In uno dei più grandi terreni di nidificazione delle tartarughe marine verdi al mondo, i ricercatori hanno scoperto una statistica impressionante: oltre il 99% dei piccoli di tartaruga nascono femmine.

Il problema? Il riscaldamento delle temperature del mare e dell'aria causato dai cambiamenti climatici.



A differenza dei mammiferi e di altri animali il cui sesso è influenzato dai cromosomi, il sesso degli embrioni di tartaruga marina è influenzato dalle temperature esterne all'uovo. La temperatura ottimale per una schiusa mista di maschi e femmine è di 85 gradi Fahrenheit. Solo pochi gradi più in basso, e le squame puntano verso una popolazione prevalentemente maschile, mentre temperature solo di pochi gradi più alte portano a tutte le tartarughe femmine.

Recentemente, i ricercatori hanno studiato la popolazione delle tartarughe marine verdi sull'isola di Raine, situata sulla punta settentrionale della Grande Barriera Corallina, uno dei più grandi terreni di riproduzione delle tartarughe.
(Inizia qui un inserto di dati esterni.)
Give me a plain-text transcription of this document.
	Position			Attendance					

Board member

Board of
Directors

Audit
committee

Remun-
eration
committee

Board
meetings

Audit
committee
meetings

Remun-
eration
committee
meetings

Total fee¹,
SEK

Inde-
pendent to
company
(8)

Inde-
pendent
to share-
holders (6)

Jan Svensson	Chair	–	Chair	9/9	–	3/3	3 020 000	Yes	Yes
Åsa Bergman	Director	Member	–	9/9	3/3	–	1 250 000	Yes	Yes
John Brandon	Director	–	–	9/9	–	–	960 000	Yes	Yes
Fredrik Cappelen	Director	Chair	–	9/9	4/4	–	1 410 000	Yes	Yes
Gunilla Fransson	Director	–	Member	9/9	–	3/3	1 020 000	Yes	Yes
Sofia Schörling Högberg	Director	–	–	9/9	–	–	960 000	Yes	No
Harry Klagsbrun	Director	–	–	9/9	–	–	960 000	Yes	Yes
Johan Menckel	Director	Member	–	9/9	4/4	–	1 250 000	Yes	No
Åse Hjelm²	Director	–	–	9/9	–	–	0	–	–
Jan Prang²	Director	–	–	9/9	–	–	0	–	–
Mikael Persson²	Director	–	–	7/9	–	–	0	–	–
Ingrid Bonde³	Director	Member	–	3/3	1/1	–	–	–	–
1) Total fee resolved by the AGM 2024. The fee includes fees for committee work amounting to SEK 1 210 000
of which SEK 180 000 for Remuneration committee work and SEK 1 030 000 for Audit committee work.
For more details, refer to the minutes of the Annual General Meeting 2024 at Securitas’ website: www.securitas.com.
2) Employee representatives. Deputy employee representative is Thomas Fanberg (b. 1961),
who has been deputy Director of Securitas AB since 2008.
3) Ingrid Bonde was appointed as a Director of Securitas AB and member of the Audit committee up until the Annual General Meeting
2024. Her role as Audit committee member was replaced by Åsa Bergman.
La loro analisi ha rivelato che il 99,1% dei giovani era di sesso femminile. Inoltre, le femmine costituivano l'86,8% della popolazione adulta.

Immagine: Brocken Inaglory, Wikimedia Commons

'La combinazione dei nostri risultati con i dati sulla temperatura mostra che le colonie di tartarughe verdi della GBR settentrionale hanno prodotto principalmente femmine da più di due decenni e che la completa femminilizzazione di questa popolazione è possibile nel prossimo futuro', scrivono gli autori dello studio, che è stato pubblicato in Biologia attuale .

La ricerca si aggiunge alla crescente preoccupazione per gli effetti dei cambiamenti climatici sulla capacità degli animali di prosperare nei loro habitat esistenti. A causa della determinazione del sesso dipendente dalla temperatura delle tartarughe marine verdi, il riscaldamento delle temperature potrebbe eventualmente essere catastrofico per la popolazione poiché i maschi in età riproduttiva muoiono e non ci sono nuovi maschi per sostituirli.

'Il nostro studio evidenzia la necessità di strategie di gestione immediate volte ad abbassare le temperature di incubazione nelle colonie chiave per aumentare la capacità delle popolazioni di tartarughe locali di adattarsi all'ambiente in evoluzione ed evitare un collasso della popolazione o addirittura l'estinzione', avverte il documento.